Despite all these things mentioned in the previous paragraphs which could be perceived as weaknesses the game is an oddly fun experience. Running through the courses, trying to remain at the front of the pack, while being on the lookout for the game’s collectibles (pages from a travel guide…which oddly acts as a badly needed instruction manual that explains a lot of the game’s mechanics) was a joy. The game also includes two mini games which can extend the game’s play time. The first mini game aligns closer to the main game, dubbed L.O.B.S.T.E.R. it has players trying to run as far as possible on a randomly generated course. If the a player cannot meet or exceed the distance set by the opposing player, they earn a letter, with the game ending when one player gains all the letters of the word. Go Go Trolley Bowling is a bowling mini game where you bowl using a shopping cart. The alleys can be free of obstacles, or they can be littered with them. The pin detection can be questionable in this mode, since the game will count pins as being knocked down when they clearly have not been. Both these modes are fun little diversions which extends this title’s play time.
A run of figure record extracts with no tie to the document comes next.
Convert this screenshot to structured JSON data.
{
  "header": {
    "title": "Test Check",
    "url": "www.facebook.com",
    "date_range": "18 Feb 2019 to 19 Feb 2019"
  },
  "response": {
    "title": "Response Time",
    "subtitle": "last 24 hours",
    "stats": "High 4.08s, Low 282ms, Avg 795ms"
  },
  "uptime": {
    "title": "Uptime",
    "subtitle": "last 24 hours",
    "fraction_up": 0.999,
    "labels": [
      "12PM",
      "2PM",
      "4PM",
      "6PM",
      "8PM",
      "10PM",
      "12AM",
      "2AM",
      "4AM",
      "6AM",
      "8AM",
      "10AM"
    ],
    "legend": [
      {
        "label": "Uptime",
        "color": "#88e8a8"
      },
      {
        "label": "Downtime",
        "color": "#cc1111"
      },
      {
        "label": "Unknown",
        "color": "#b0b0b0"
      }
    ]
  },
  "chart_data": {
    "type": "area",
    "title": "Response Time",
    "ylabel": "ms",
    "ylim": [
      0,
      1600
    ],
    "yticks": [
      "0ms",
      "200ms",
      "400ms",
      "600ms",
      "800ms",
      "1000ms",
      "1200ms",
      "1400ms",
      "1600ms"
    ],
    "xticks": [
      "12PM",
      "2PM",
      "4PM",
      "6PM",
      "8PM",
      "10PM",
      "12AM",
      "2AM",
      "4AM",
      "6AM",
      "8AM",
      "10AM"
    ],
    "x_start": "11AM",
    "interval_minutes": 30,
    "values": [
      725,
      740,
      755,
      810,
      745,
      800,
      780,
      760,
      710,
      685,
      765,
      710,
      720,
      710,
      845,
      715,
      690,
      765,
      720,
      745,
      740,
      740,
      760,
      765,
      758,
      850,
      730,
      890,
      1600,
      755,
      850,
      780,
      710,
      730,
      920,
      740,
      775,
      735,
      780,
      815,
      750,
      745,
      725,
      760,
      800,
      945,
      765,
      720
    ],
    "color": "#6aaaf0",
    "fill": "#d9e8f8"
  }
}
Superficially it would be extremely easy to pass on this title. Yet when this title was pitched to me as Onion Soup Interactive’s digital love letter to all things Japan, the inner-weeaboo in me found the title to be oddly charming. I would certainly cast a more critical eye if I were tasked to review this studio’s future titles, but for a first effort this one’s not too bad.

Note: PQube provided us with a Nippon Marathon PC code for review purposes.